Rational contractive and unitary interpolants in realized form (Q1105823)

The Nehari (interpolation) problem is to find for a given sequence L of matrices all corresponding matrix functions f satisfying two certain conditions. A great contribution is done by \textit{V. M. Adamjan}, \textit{D. Z. Arov} and \textit{M. G. Krejn} [see, for instance, Funkts. Anal. Prilozb. 2, No.4, 1-12 (1968; Zbl 0179.467)]. The present authors take a new approach standing on \textit{H. Dym} and \textit{I. Gohberg} [J. Funct.

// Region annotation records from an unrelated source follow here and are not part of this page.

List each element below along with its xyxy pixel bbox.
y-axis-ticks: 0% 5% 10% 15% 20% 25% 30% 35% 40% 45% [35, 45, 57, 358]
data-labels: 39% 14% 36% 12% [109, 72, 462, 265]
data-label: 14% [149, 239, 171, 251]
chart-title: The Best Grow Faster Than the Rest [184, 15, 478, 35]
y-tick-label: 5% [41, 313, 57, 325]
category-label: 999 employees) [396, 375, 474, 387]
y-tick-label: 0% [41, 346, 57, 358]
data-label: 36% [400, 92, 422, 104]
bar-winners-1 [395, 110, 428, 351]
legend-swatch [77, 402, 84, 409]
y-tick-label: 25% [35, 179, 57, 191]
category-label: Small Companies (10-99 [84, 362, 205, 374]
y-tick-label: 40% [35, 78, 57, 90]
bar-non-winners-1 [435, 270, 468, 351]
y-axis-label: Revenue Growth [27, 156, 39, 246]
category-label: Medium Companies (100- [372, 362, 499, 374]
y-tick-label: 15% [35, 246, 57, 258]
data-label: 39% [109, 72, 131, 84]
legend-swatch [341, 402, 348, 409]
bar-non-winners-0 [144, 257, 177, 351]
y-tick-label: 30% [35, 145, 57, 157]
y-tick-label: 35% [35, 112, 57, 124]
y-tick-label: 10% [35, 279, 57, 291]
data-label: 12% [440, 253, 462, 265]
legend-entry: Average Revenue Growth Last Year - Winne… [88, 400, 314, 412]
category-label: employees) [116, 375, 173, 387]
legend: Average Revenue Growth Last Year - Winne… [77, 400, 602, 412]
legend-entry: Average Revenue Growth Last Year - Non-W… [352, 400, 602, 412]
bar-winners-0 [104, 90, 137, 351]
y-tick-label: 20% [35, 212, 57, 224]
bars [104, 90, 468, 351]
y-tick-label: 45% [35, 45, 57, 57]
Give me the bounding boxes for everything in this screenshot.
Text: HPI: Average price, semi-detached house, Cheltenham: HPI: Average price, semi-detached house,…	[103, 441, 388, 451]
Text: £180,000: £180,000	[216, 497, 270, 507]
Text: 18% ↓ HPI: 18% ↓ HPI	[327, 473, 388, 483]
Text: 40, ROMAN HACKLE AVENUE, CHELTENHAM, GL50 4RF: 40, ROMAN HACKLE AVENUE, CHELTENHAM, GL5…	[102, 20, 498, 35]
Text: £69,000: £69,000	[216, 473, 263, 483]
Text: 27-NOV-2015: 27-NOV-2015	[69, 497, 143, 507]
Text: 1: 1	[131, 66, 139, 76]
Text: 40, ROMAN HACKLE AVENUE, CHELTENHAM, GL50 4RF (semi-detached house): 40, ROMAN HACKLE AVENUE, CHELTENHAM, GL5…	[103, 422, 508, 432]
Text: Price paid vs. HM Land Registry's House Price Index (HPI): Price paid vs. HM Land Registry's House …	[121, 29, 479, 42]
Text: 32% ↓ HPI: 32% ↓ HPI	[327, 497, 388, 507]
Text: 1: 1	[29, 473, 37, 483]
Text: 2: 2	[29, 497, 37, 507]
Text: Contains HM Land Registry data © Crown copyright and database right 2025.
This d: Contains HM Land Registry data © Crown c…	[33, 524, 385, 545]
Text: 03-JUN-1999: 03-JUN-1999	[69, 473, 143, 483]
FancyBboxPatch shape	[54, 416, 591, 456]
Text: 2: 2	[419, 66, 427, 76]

Anal., 54, 229-289 (1983; Zbl 0534.47009) and 65, 83-125 (1986; Zbl 0588.47020)], and in particular give a solution for rational f on the unit circle in terms of a realization (A,B,C), which is a certain triple of matrices associated with L. For further information (on the problem), refer to \textit{J. B. Garnett} [Bounded Analytic Functions (1981; Zbl 0469.30024)], \textit{S. C. Power} [Hankel Operators on Hilbert Space (1982; Zbl 0489.47011)], \textit{B. A. Francis} and \textit{J. Doyle} [Systems Control Group Report, No.8501, Univ. of Toronto (1985)], \textit{C. Foias} and \textit{A. Tannenbaum} [J. Funct. Anal. 74, 146-159 (1987; Zbl 0635.47027)], etc.